By then, the security guard had finished his cigarette, and apparently he’d decided they were friends. “Hey,” he said, “I’ll let them know you’re coming so they’ll let you in. Otherwise, they’ll check you like you were trying to steal a nuclear device.”
“Why do they check so thoroughly?” he asked, pausing for a moment near the elevator.
“Haven’t you heard?” the security guard replied cheerfully. “They say there are lots of threats against the mayor. Everyone’s stressed out. All day long we’ve got security forces moving around here. You’d think they were guarding the head of the Israel Security Agency.”
Elad smiled. “So who’s threatening him? Do they know?”
The security guard spread his hands in a universal gesture of cluelessness. Elad said goodbye and entered the elevator.
He stepped out of the elevator and faced another guard station, but it happened to be deserted. So with no further checks, he entered the long hallway that led to the mayor’s office, passing the city manager’s office, and the legal department on either side.
The door of the legal department stood open, revealing a lively, bustling office. Several women were wandering around, holding cardboard folders and sipping coffee from cardboard cups. Some were young, others less so, and some were dressed in black and white courtroom attire.
When he entered, the room fell silent. Several pairs of eyes fixed on him, and then someone called out his name.
“I can’t believe it!” she exclaimed. “Yvonne’s son – how you’ve grown!”
Before he could fully comprehend what was happening, a heavy-set woman rose from her chair, smiling, and kissed him on both cheeks.
“I wasn’t sure if it was really you who scheduled the meeting,” she said, “but now I see that it is. How’s your mother? I haven’t passed by the bakery in ages.”
He quickly composed himself and smiled, apologizing for not recognizing her.

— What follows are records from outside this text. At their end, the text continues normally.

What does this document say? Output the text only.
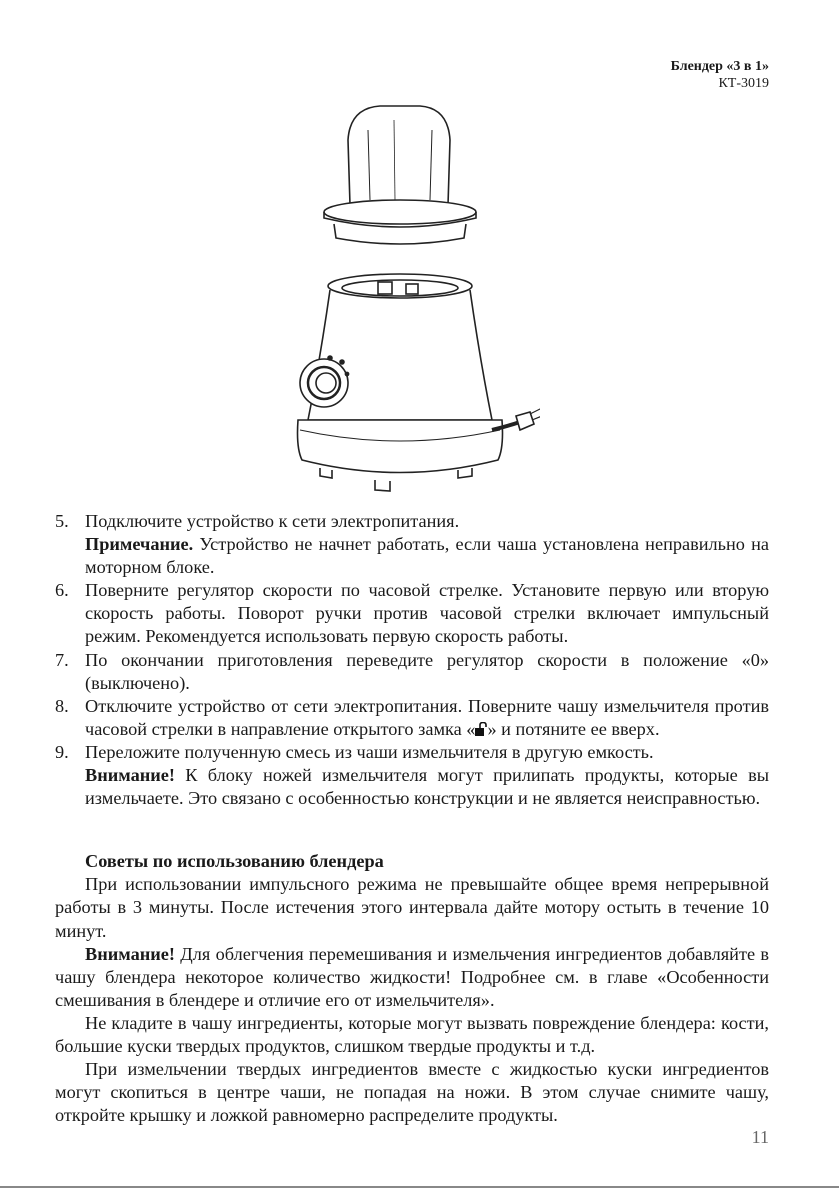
Блендер «3 в 1»
КТ-3019
5. Подключите устройство к сети электропитания.

Примечание. Устройство не начнет работать, если чаша установлена неправильно на моторном блоке.

6. Поверните регулятор скорости по часовой стрелке. Установите первую или вторую скорость работы. Поворот ручки против часовой стрелки включает импульсный режим. Рекомендуется использовать первую скорость работы.

7. По окончании приготовления переведите регулятор скорости в положение «0» (выключено).

8. Отключите устройство от сети электропитания. Поверните чашу измельчителя против часовой стрелки в направление открытого замка « » и потяните ее вверх.

9. Переложите полученную смесь из чаши измельчителя в другую емкость.

Внимание! К блоку ножей измельчителя могут прилипать продукты, которые вы измельчаете. Это связано с особенностью конструкции и не является неисправностью.

Советы по использованию блендера

При использовании импульсного режима не превышайте общее время непрерывной работы в 3 минуты. После истечения этого интервала дайте мотору остыть в течение 10 минут.

Внимание! Для облегчения перемешивания и измельчения ингредиентов добавляйте в чашу блендера некоторое количество жидкости! Подробнее см. в главе «Особенности смешивания в блендере и отличие его от измельчителя».

Не кладите в чашу ингредиенты, которые могут вызвать повреждение блендера: кости, большие куски твердых продуктов, слишком твердые продукты и т.д.

При измельчении твердых ингредиентов вместе с жидкостью куски ингредиентов могут скопиться в центре чаши, не попадая на ножи. В этом случае снимите чашу, откройте крышку и ложкой равномерно распределите продукты.

11
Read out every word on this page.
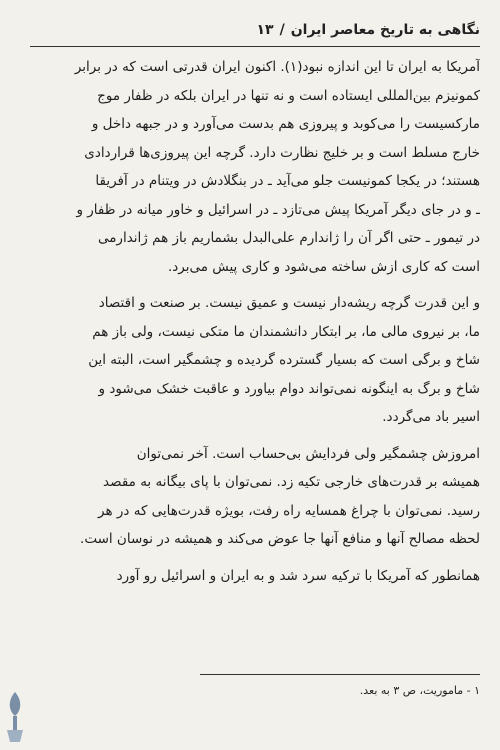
نگاهی به تاریخ معاصر ایران
/
۱۳

آمریکا به ایران تا این اندازه نبود(۱). اکنون ایران قدرتی است که در برابر
کمونیزم بین‌المللی ایستاده است و نه تنها در ایران بلکه در ظفار موج
مارکسیست را می‌کوبد و پیروزی هم بدست می‌آورد و در جبهه داخل و
خارج مسلط است و بر خلیج نظارت دارد. گرچه این پیروزی‌ها قراردادی
هستند؛ در یکجا کمونیست جلو می‌آید ـ در بنگلادش در ویتنام در آفریقا
ـ و در جای دیگر آمریکا پیش می‌تازد ـ در اسرائیل و خاور میانه در ظفار و
در تیمور ـ حتی اگر آن را ژاندارم علی‌البدل بشماریم باز هم ژاندارمی
است که کاری ازش ساخته می‌شود و کاری پیش می‌برد.

و این قدرت گرچه ریشه‌دار نیست و عمیق نیست. بر صنعت و اقتصاد
ما، بر نیروی مالی ما، بر ابتکار دانشمندان ما متکی نیست، ولی باز هم
شاخ و برگی است که بسیار گسترده گردیده و چشمگیر است، البته این
شاخ و برگ به اینگونه نمی‌تواند دوام بیاورد و عاقبت خشک می‌شود و
اسیر باد می‌گردد.

امروزش چشمگیر ولی فردایش بی‌حساب است. آخر نمی‌توان
همیشه بر قدرت‌های خارجی تکیه زد. نمی‌توان با پای بیگانه به مقصد
رسید. نمی‌توان با چراغ همسایه راه رفت، بویژه قدرت‌هایی که در هر
لحظه مصالح آنها و منافع آنها جا عوض می‌کند و همیشه در نوسان است.

همانطور که آمریکا با ترکیه سرد شد و به ایران و اسرائیل رو آورد

۱ - ماموریت، ص ۳ به بعد.
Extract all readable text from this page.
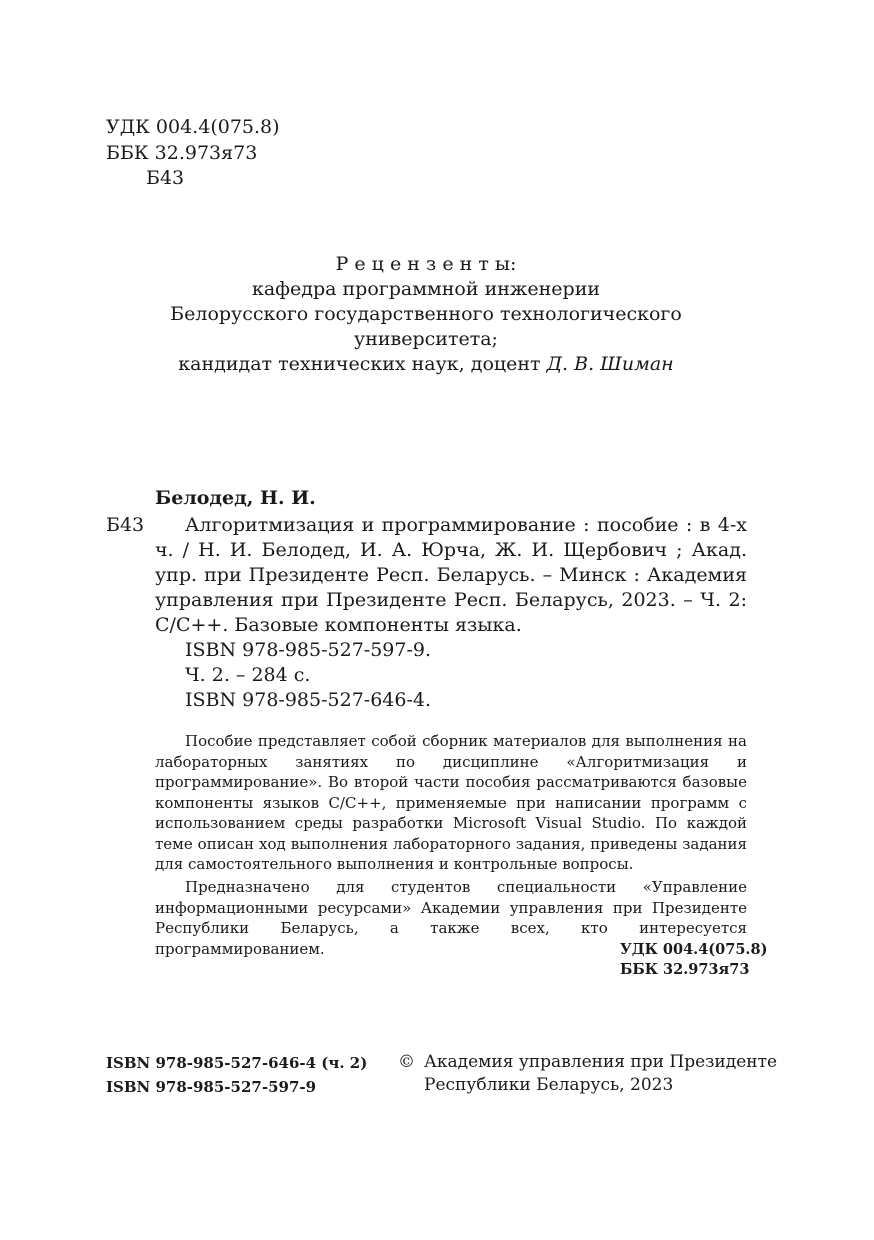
УДК 004.4(075.8)
ББК 32.973я73
Б43
Р е ц е н з е н т ы:
кафедра программной инженерии
Белорусского государственного технологического университета;
кандидат технических наук, доцент Д. В. Шиман
Белодед, Н. И.
Б43	Алгоритмизация и программирование : пособие : в 4-х ч. / Н. И. Белодед, И. А. Юрча, Ж. И. Щербович ; Акад. упр. при Президенте Респ. Беларусь. – Минск : Академия управления при Президенте Респ. Беларусь, 2023. – Ч. 2: C/C++. Базовые компоненты языка.
ISBN 978-985-527-597-9.
Ч. 2. – 284 с.
ISBN 978-985-527-646-4.

Пособие представляет собой сборник материалов для выполнения на лабораторных занятиях по дисциплине «Алгоритмизация и программирование». Во второй части пособия рассматриваются базовые компоненты языков C/C++, применяемые при написании программ с использованием среды разработки Microsoft Visual Studio. По каждой теме описан ход выполнения лабораторного задания, приведены задания для самостоятельного выполнения и контрольные вопросы.

Предназначено для студентов специальности «Управление информационными ресурсами» Академии управления при Президенте Республики Беларусь, а также всех, кто интересуется программированием.	УДК 004.4(075.8)
ББК 32.973я73
ISBN 978-985-527-646-4 (ч. 2)
ISBN 978-985-527-597-9
© Академия управления при Президенте
Республики Беларусь, 2023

“That’s all right,” the woman said. Her eyes were bright and penetrating. “It’s been quite a long time since I last spoke to your mother. Please send her regards from Lucy, okay? You can go into the legal counsel’s office now,” she said, gesturing towards one of the rooms. “She’s got a crazy day, as usual,” she added.
Then she turned to the other women in the room, who were listening to their conversation. She clapped her hands as if gathering a flock of chickens, and declared, “Ladies! The break is over!” The other women dispersed to their respective rooms, while he followed her into the room she’d indicated.
The prosecutor’s room was small and packed. As a graduate of several well-designed lawyer’s offices, he was confident that no one had ever bothered to decorate this room. A standard office desk stood in the middle, with another desk set at right angles to it. Mountains of files were piled on the floor, while others slid from the set of drawers onto the windowsill behind, engulfing forms and scrap paper along the way. A small, dry plant bore a note: The Tree of Happiness.
The prosecutor was talking on the phone as she looked at her computer screen. She gripped the phone between her ear and shoulder, occasionally jotting down a few words on colorful sticky notes.
Much later, he would tell himself that it couldn’t be that it all happened in their first meeting. Things didn’t work like that. But the truth was that the moment he entered the crowded room, and she lifted her eyes from the computer screen to look at him, he knew that something had changed in the usual, orderly course of his world, a subtle shift in tectonic plates.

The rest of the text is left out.